Ocultos en las hojas, alados trovadores,
en los encinos altos están los ruiseñores
sus trinos ensayando de amor y libertad.
 
   El ave retardada el aire cruza a solas;
suspira el viento apenas, las hojas al mover;
callada está la fuente, dormidas van las olas,
y doblan desmayadas las flores sus corolas,
el manto de los sueños la noche al extender.
 
 
   En tanto allá en el cielo, cual lágrima divina,
del éter de zafiro caída en el tisú,
asoma tan hermosa la estrella vespertina,
como será la perla que ruede, Clementina,
del cielo de tus ojos cuando llorares tú.
 
   Estrella de la tarde, corona luminosa
de la sagrada noche, diamante del Señor,
¿por qué buscan las almas tu lumbre misteriosa?

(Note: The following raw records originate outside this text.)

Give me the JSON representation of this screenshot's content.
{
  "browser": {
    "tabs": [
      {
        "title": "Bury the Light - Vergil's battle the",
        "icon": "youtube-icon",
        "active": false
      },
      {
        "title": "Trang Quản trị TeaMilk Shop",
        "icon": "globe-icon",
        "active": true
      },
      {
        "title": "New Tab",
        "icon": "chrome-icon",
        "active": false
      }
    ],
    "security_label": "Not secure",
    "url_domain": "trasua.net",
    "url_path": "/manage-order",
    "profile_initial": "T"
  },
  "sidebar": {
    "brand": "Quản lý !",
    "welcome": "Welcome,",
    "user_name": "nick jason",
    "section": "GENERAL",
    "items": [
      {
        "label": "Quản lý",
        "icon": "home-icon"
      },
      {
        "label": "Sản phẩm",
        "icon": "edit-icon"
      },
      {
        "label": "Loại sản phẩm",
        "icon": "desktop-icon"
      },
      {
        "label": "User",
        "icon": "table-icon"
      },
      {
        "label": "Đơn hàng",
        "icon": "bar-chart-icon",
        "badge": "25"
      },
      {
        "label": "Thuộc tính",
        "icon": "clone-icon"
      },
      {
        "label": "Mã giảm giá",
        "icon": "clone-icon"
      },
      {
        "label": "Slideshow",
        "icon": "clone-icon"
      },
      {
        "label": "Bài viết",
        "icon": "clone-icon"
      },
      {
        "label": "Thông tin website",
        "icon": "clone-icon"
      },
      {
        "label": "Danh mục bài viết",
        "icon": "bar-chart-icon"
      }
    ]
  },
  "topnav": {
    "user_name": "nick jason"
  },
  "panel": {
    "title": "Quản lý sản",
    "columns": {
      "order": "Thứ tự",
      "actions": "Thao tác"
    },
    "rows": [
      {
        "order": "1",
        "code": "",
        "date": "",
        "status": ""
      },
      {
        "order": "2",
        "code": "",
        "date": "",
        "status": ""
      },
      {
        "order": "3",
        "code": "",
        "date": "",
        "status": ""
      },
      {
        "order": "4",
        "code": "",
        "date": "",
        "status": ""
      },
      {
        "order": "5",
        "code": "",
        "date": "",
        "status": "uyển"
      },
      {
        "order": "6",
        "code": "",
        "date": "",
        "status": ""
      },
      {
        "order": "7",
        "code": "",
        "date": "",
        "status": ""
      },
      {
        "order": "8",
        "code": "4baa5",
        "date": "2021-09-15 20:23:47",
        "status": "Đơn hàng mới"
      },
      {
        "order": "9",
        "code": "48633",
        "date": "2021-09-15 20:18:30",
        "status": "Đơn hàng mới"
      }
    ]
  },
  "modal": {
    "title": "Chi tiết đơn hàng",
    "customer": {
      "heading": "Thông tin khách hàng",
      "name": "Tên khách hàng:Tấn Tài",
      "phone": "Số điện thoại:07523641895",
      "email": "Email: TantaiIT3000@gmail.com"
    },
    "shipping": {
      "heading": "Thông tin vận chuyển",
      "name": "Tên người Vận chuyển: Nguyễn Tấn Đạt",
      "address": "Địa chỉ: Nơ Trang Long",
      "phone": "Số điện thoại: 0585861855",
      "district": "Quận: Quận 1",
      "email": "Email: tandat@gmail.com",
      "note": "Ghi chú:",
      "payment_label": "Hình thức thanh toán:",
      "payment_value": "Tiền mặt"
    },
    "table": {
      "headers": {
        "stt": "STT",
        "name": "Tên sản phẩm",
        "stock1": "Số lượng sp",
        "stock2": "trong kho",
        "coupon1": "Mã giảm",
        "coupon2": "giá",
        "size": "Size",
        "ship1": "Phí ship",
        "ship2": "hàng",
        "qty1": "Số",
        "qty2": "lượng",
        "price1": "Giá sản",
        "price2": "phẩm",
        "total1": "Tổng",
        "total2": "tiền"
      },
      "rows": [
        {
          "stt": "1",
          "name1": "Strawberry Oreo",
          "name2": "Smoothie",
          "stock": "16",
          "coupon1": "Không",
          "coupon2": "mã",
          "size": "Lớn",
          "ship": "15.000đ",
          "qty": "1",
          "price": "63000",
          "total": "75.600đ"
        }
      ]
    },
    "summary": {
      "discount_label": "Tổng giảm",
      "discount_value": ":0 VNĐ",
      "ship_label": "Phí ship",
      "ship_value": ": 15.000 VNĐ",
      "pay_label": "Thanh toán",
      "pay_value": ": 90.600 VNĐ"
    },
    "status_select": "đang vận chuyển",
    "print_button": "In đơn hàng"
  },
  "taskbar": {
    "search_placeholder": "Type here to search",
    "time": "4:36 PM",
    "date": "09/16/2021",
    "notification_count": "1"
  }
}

¿Acaso te ha encendido la Mano Poderosa,
porque en el cielo tenga su lámpara el amor?
 
   ¡Qué pálida, qué bella cintilas y resbalas
por las etéreas cumbres do lo ignorado está...!
No sé qué vaga y triste tranquilidad exhalas,
espíritu -quién sabe- que llevas en tus alas
de] alma enamorada los éxtasis quizá.
 
   Si eres ¡oh dulce estrella! la lámpara argentina
que enseña de la dicha las sendas del amor,
alumbra los senderos que sigue Clementina;
y como casto lirio, ante tu luz divina
se abra para la dicha su corazón en flor.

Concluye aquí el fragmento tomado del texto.